Run comprehensive evaluations against your test dataset before deploying changes. This should include retrieval metrics, generation quality metrics, and regression tests for known failure cases. Automate this as part of your CI/CD pipeline to prevent quality degradation.

Online evaluation

Production behavior often differs from test conditions. Implement lightweight online evaluation that samples production queries and assesses response quality. Track metrics over time to detect gradual drift or sudden degradation. Consider collecting implicit feedback signals like follow-up queries or reformulations.

Human evaluation

Periodic human evaluation remains essential for calibrating automated metrics and catching issues that automated evaluation misses. Design annotation guidelines that are specific enough to be consistent but flexible enough to capture nuanced judgments. Use multiple annotators and measure inter-annotator agreement to ensure reliability.

From metrics to improvement

Metrics are only valuable if they drive action.
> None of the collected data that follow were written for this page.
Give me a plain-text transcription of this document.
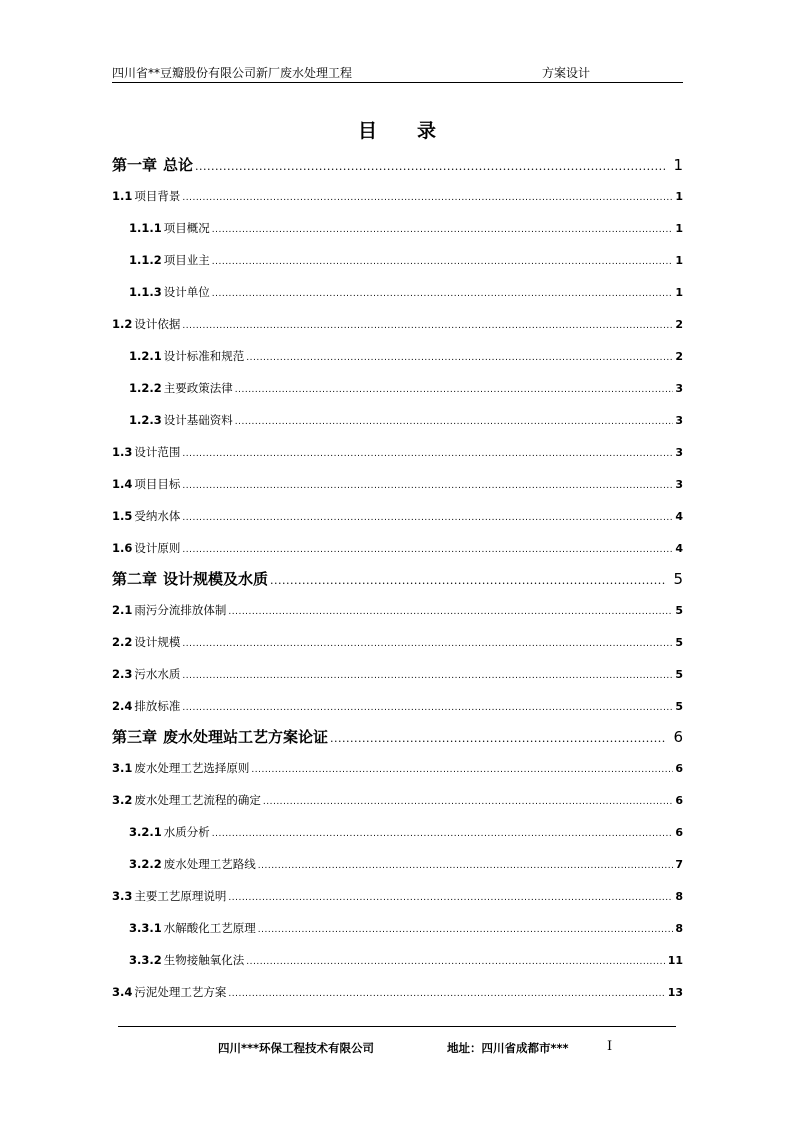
四川省**豆瓣股份有限公司新厂废水处理工程	方案设计
目录
第一章 总论 .....	1
1.1 项目背景 .....	1
1.1.1 项目概况 .....	1
1.1.2 项目业主 .....	1
1.1.3 设计单位 .....	1
1.2 设计依据 .....	2
1.2.1 设计标准和规范 .....	2
1.2.2 主要政策法律 .....	3
1.2.3 设计基础资料 .....	3
1.3 设计范围 .....	3
1.4 项目目标 .....	3
1.5 受纳水体 .....	4
1.6 设计原则 .....	4
第二章 设计规模及水质 .....	5
2.1 雨污分流排放体制 .....	5
2.2 设计规模 .....	5
2.3 污水水质 .....	5
2.4 排放标准 .....	5
第三章 废水处理站工艺方案论证 .....	6
3.1 废水处理工艺选择原则 .....	6
3.2 废水处理工艺流程的确定 .....	6
3.2.1 水质分析 .....	6
3.2.2 废水处理工艺路线 .....	7
3.3 主要工艺原理说明 .....	8
3.3.1 水解酸化工艺原理 .....	8
3.3.2 生物接触氧化法 .....	11
3.4 污泥处理工艺方案 .....	13
四川***环保工程技术有限公司	地址：四川省成都市***	I
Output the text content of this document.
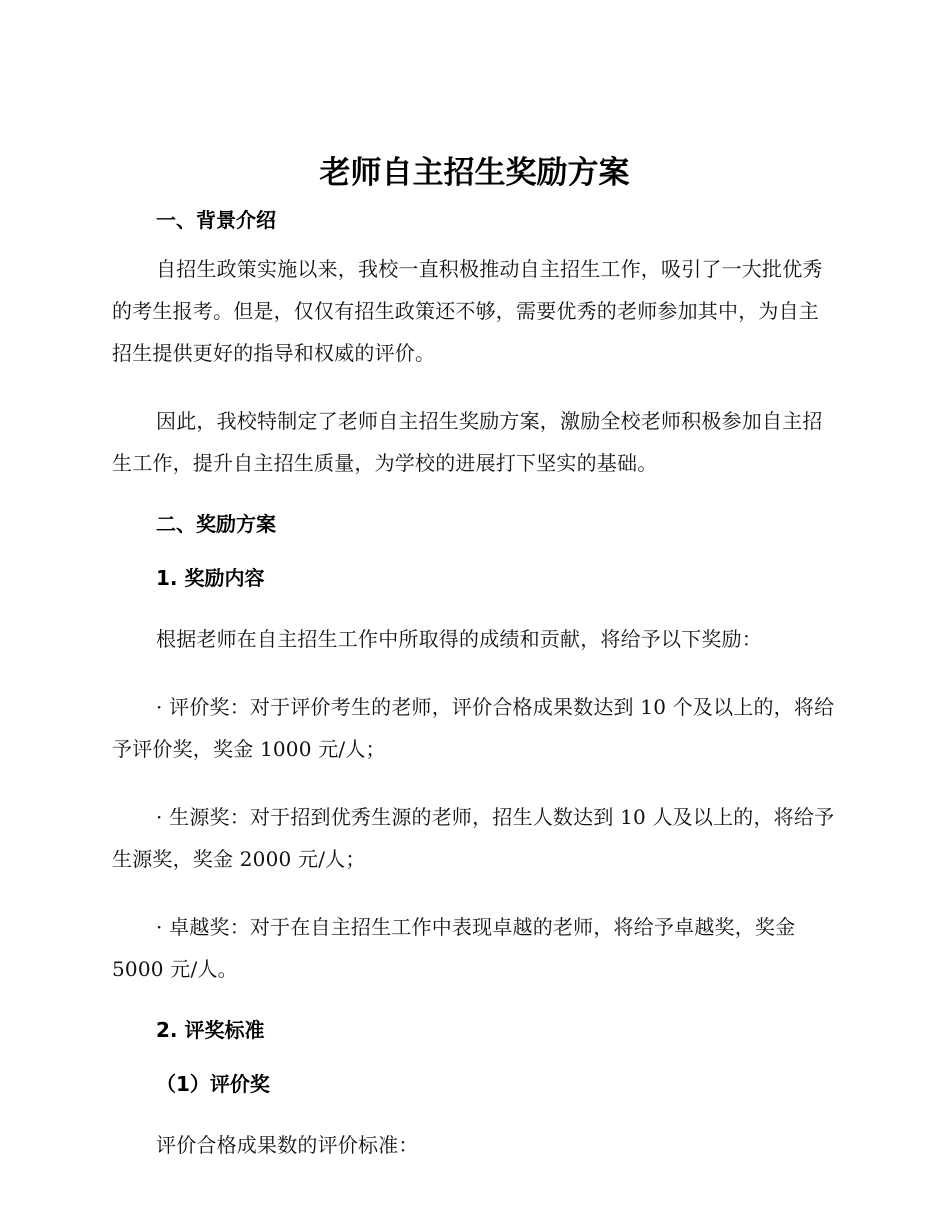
老师自主招生奖励方案
一、背景介绍

自招生政策实施以来，我校一直积极推动自主招生工作，吸引了一大批优秀的考生报考。但是，仅仅有招生政策还不够，需要优秀的老师参加其中，为自主招生提供更好的指导和权威的评价。

因此，我校特制定了老师自主招生奖励方案，激励全校老师积极参加自主招生工作，提升自主招生质量，为学校的进展打下坚实的基础。

二、奖励方案
1. 奖励内容

根据老师在自主招生工作中所取得的成绩和贡献，将给予以下奖励：

· 评价奖：对于评价考生的老师，评价合格成果数达到 10 个及以上的，将给予评价奖，奖金 1000 元/人；

· 生源奖：对于招到优秀生源的老师，招生人数达到 10 人及以上的，将给予生源奖，奖金 2000 元/人；

· 卓越奖：对于在自主招生工作中表现卓越的老师，将给予卓越奖，奖金 5000 元/人。

2. 评奖标准
（1）评价奖

评价合格成果数的评价标准：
Establish clear ownership for metric targets and create feedback loops that translate metric movements into engineering priorities.

Error analysis

When metrics indicate problems, systematic error analysis reveals root causes. Categorize failures by type: retrieval failures (relevant documents not found), generation failures (poor answers despite good context), or scope failures (queries outside system capabilities). Each category requires different interventions.

Targeted improvements

Use error analysis to prioritize improvements. Low recall might indicate chunking problems or embedding limitations. Low faithfulness might suggest prompt engineering opportunities or the need for more constrained generation. Track how changes affect specific failure categories, not just aggregate metrics.

Recommendations

1.Start with retrieval metrics. If retrieval fails, generation cannot succeed. Invest in a labeled dataset that measures recall and precision for your specific domain.
2.Measure faithfulness explicitly. This is the most dangerous failure mode in RAG: confidently wrong answers that appear plausible. Prioritize this metric over raw accuracy.
3.Calibrate automated metrics against human judgment. Periodically validate that your automated metrics correlate with what humans care about.
4.Track metrics at multiple granularities. Aggregate numbers hide important patterns. Segment by query type, document source, and user segment.
5.Build evaluation into your workflow. Automated evaluation on every change prevents regressions and builds confidence in deployments.

Effective evaluation is what separates demo-quality RAG systems from production-ready ones. The investment in comprehensive metrics pays dividends through faster iteration, fewer production incidents, and justified confidence in system quality. In regulated environments especially, the ability to demonstrate and document system performance is not optional but essential.